Minimising the gap between the start of TB treatment and the
start of antiretroviral treatment had the biggest impact on death rates in
people with very low CD4 counts, but made much less difference in patients
with higher CD4 counts, observational cohort data from Rwanda show.
The findings, presented at the 41st Union World Conference on Lung Health in Berlin, also demonstrated a very similar reduction in the
risk of death in patients treated early to that observed in the CAMELIA study,
a randomised comparison of immediate versus delayed antiretroviral treatment in
TB patients conducted in Cambodia.
The question of when to start antiretroviral treatment in
people already receiving TB treatment has been the focus of considerable
attention among researchers due to concerns about drug interactions between
rifampicin and some antiretroviral drugs.
There has also been concern about the possible development
of immune reconstitution inflammatory syndrome (IRIS) in people who have not cleared
TB, and of a potential risk of death due to severe cases of IRIS.
For all these reasons there has been a tendency to delay the
start of antiretroviral treatment until at least two months after starting TB
treatment.
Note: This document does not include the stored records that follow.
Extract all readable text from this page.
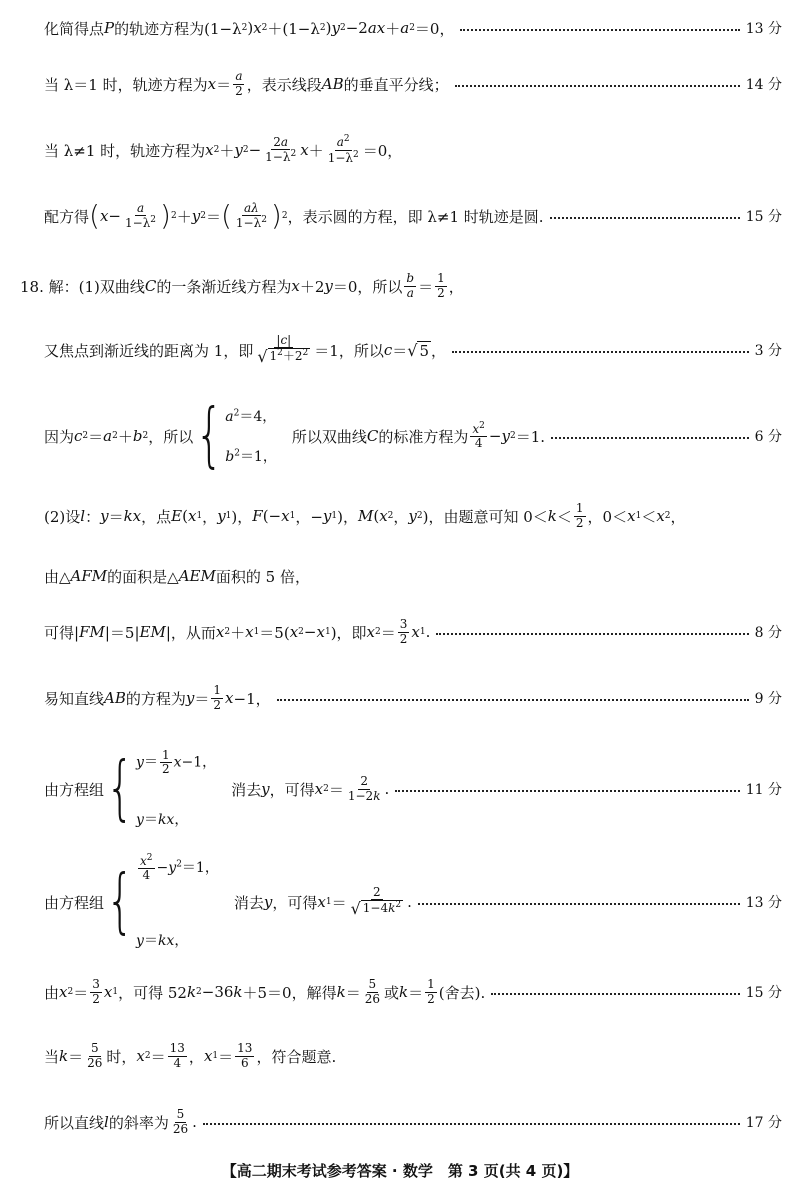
化简得点 P 的轨迹方程为(1−λ 2 ) x 2 ＋(1−λ 2 ) y 2 −2 ax ＋ a 2 ＝0，	13 分
当 λ＝1 时，轨迹方程为 $x = \frac{a}{2}$ ，表示线段 AB 的垂直平分线；	14 分
当 λ≠1 时，轨迹方程为 x 2 ＋ y $2 - \frac{2a}{1-\lambda^2}$ $x + \frac{a^2}{1-\lambda^2} =0$，
配方得 ( $x - \frac{a}{1-\lambda^2}$ ) 2 ＋ y 2 ＝ ( $\frac{a\lambda}{1-\lambda^2}$ ) 2 ，表示圆的方程，即 λ≠1 时轨迹是圆.	15 分
18. 解：(1)双曲线 C 的一条渐近线方程为 x ＋2 y ＝0，所以 $\frac{b}{a} = \frac{1}{2}$ ，
又焦点到渐近线的距离为 1，即 $\frac{|c|}{√ 1^2+2^2} =1$，所以 c ＝ √ 5 ，	3 分
因为 c 2 ＝ a 2 ＋ b 2 ，所以 { $a^2=4$，
$b^2=1$，
　所以双曲线 C 的标准方程为 $\frac{x^2}{4} - y$ 2 ＝1.	6 分
(2)设 l ： y ＝ kx ，点 E ( x 1 ， y 1 )， F (− x 1 ，− y 1 )， M ( x 2 ， y 2 )，由题意可知 $0< k < \frac{1}{2}$ ，0＜ x 1 ＜ x 2 ，
由△ AFM 的面积是△ AEM 面积的 5 倍，
可得| FM |＝5| EM |，从而 x 2 ＋ x 1 ＝5( x 2 − x 1 )，即 x $2 = \frac{3}{2}$ x 1 .	8 分
易知直线 AB 的方程为 $y = \frac{1}{2}$ x −1，	9 分
由方程组 { $y= \frac{1}{2} x-1$，
y＝kx，
　消去 y ，可得 x $2 = \frac{2}{1-2k}$ .	11 分
由方程组 { $\frac{x^2}{4} -y^2=1$，
y＝kx，
　消去 y ，可得 x $1 = \frac{2}{√ 1-4k^2}$ .	13 分
由 x $2 = \frac{3}{2}$ x 1 ，可得 52 k 2 −36 k ＋5＝0，解得 $k = \frac{5}{26}$ 或 $k = \frac{1}{2}$ (舍去).	15 分
当 $k = \frac{5}{26}$ 时， x $2 = \frac{13}{4}$ ， x $1 = \frac{13}{6}$ ，符合题意.
所以直线 l 的斜率为 $\frac{5}{26}$ .	17 分
【高二期末考试参考答案 · 数学　第 3 页(共 4 页)】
Some physicians have preferred to delay antiretroviral treatment
until after the completion of TB treatment, particularly in those with less
advanced HIV disease and higher CD4 counts.
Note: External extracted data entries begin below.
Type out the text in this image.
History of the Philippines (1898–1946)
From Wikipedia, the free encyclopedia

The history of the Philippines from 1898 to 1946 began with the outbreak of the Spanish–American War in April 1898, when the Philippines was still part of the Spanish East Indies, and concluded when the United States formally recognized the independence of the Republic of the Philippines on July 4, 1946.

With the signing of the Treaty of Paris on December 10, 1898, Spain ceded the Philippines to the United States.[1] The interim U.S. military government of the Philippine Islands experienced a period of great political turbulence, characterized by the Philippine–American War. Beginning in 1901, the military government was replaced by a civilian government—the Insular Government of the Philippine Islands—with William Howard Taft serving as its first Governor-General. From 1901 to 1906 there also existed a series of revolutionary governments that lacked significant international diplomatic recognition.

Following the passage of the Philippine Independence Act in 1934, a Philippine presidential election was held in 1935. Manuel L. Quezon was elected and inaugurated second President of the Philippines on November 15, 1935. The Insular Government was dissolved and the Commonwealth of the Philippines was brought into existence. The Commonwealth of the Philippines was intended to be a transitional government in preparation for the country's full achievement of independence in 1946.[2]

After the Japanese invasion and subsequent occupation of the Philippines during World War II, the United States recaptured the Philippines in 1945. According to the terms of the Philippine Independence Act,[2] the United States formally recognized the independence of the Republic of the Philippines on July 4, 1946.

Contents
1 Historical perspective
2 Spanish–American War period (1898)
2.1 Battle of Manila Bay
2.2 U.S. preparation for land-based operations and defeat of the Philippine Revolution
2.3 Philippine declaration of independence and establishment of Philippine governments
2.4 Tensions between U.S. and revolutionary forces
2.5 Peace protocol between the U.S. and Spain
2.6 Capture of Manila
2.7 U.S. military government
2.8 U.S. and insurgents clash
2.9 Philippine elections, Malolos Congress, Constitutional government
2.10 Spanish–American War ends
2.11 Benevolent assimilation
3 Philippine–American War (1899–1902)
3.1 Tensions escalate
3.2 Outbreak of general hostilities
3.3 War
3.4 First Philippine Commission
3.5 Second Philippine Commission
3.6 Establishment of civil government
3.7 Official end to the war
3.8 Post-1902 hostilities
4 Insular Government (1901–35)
However, a large study in South Africa, the SAPIT trial,
reported in 2008 that delaying antiretroviral treatment until after the
completion of TB treatment was associated with a signficantly higher risk of death.
World Health Organization guidelines have subsequently been
updated to recommend that antiretroviral treatment should be commenced in all
HIV-positive patients receiving TB treatment, regardless of CD4 count.
What remains unclear is just how soon after starting TB
treatment it is necessary to start antiretroviral therapy in order to minimise
the risk of death.
The SAPIT study is continuing with a comparison of starting
antiretroviral treatment no more than two months after TB treatment, or starting
within two weeks of starting TB treatment.
A US AIDS Clinical Trials Group (ACTG) study, ACTG 5221, is
also comparing the effects of initiating antiretroviral therapy either two or
eight weeks after starting TB treatment.
A study conducted in Cambodia, the
CAMELIA trial, recently reported that among a group of patients with very
advanced HIV disease, starting antiretroviral treatment within two weeks of TB
treatment was associated with a significantly reduced risk of death.
Intriguingly, the reduction in risk became more pronounced over time, and was
not confined to the early period of TB treatment.
However, the results of the CAMELIA study may not be
applicable to all settings, or to patients with higher CD4 counts, so in
advance of results from further studies, researchers from Harvard
Medical School
and Partners in Health used routinely collected observational data from Rwanda
to examine whether a similar pattern held true in their cohort.
In particular, they wanted to examine whether the results of
the CAMELIA study were generalisable to settings where it is not possible to
carry out microbiological confirmation of TB (microbiologically confirmed TB
was an entry criterion for the CAMELIA study).
Their study reviewed data from medical records of 308
patients with CD4 counts below 350 who had started TB treatment and
subsequently started HIV treatment.
The researchers evaluated the two-year survival rate based
on the delay between starting TB and HIV treatment regimens – 15, 30, 60 or 180
days.
They controlled for baseline confounding factors (CD4 count,
age, gender, rural or urban care, inpatient or outpatient care), and for
time-variant confounding factors (current CD4 count and hospitalisation).
In this population, only 17% of patients had smear-positive
pulmonary TB. Twenty-five per cent had smear-negative pulmonary TB; the
remainder had extrapulmonary TB.
The median interval between starting TB treatment and
starting ART was 72 days. Starting antiretroviral treatment within 15 days of
TB treatment had a significant protective effect compared with any greater
delay only in those with baseline CD4 counts below 100.
When the investigators compared the survival probability
according to baseline CD4 count in the Rwanda cohort among those who started
ART no more than 15 days after beginning TB treatment, they found a very close
fit with the survival probabilities observed in the CAMELIA study among
patients with very low CD4 counts.
Starting ART by day 15 was associated with two-year survival
probabilities of 0.82 [0.76 to 0.89] and 0.86 [0.80 to 0.92] in persons with
baseline CD4 counts below 50 and 100 respectively in the Rwanda cohort.
In comparison, the two-year survival probability observed in
the CAMELIA trial among those who initiated treatment within 15 days was 0.82
(0.78 to 0.86). In that study the median CD4 count of participants was 25
cells/mm3.
Although the authors of the study are careful not to
overstate the significance of the findings, they point out that observational
databases such as the Rwanda
cohort have a valuable role to play in informing future practice, and in
providing information that may be lacking in clinical trials.
“Failure to draw on the experience of national treatment
programs may come at a formidable cost to clinicians, patients and their
families as they await results from randomized trials,” the researchers warned.